The Tamil Nadu Private Colleges Employees Union (TNPCEU) has flayed what it termed as “double standards” adopted by the State Government in dealing with malpractices in examinations conducted by the Teachers’ Recruitment Board (TRB) and the Tamil Nadu Public Service Commission (TNPSC).
The TNPCEU on Monday sought to know why the TRB was allowed by the government to issue a fresh notification after the detection of malpractices by 196 candidates in the exam conducted during 2017 for 1.33 lakh candidates (out of 1.7 lakh applicants), while permitting the TNPSC to go ahead with the process of recruitment for the rest of the applicants after imposing a life ban on the 99 candidates who had indulged in malpractices.
Also, the TRB was allowed to conduct its own enquiry while in the case of the malpractices detected in the TNPSC Group IV 2 A exam, the CB CID was entrusted with the task of investigation. In both cases, the malpractices had been committed through tampering of the OMR sheets, K.N. Karthick, founder of TNPCEU said.
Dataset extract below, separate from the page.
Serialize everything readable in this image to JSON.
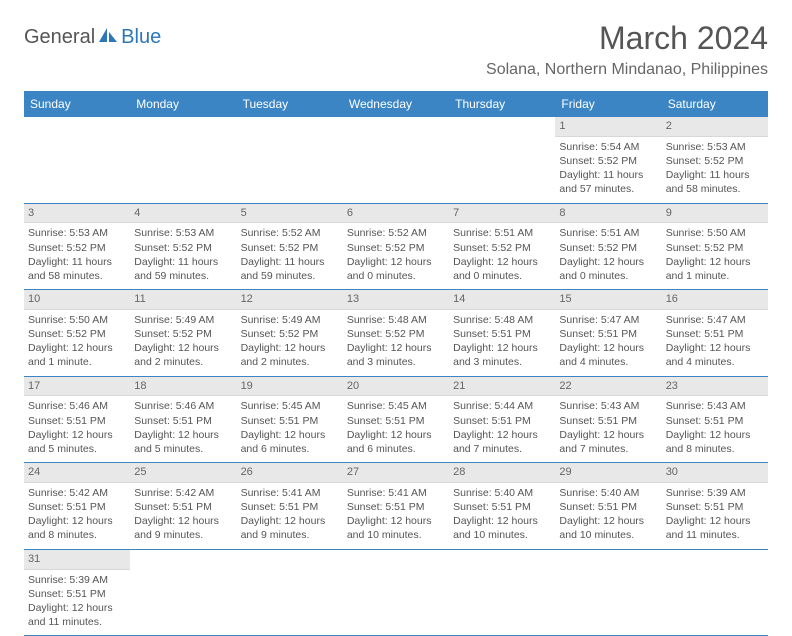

Talking to mediapersons in Tiruchi, he said it was is only proper that the issue was resolved by TRB through a similar approach of banning the 196 candidates and conducting certificate verification for the others who had cleared the exam through proper means to fill the 1,058 vacancies.
Citing information sourced through the Right to Information Act, Mr. Karthik said there were a total of 1,450 vacancies to be filled and that the fresh process of recruitment could be confined to the remaining vacancies.
Ignoring the interests of those who had passed the TRB exam already through just means and necessitating their fresh application for the recruitment process was unreasonable. The TRB, he said, had even “flouted” an undertaking it had given in the Madras High Court that no money will be collected again from applicants who had already written the exam.
The requirement specified in the fresh notification for mandatory submission of experience and conduct certificates was impractical. “Those who source and submit fake certificates will have their way while others who are in the employment of private institutions will be at a great disadvantage to get the certificates at short notice,” he said, adding that, instead, the experience certificate and conduct certificate could be allowed to be produced at the time of certificate verification.
Moreover, the TRB has to prove its trustworthiness by determining the cause for the malpractice before embarking on a new method of recruitment process through the online application process and seeking to conduct computer-based exams in multiple sessions. “There are apprehensions about ambiguity in the concept of normalisation of scores,” Mr. Karthik said.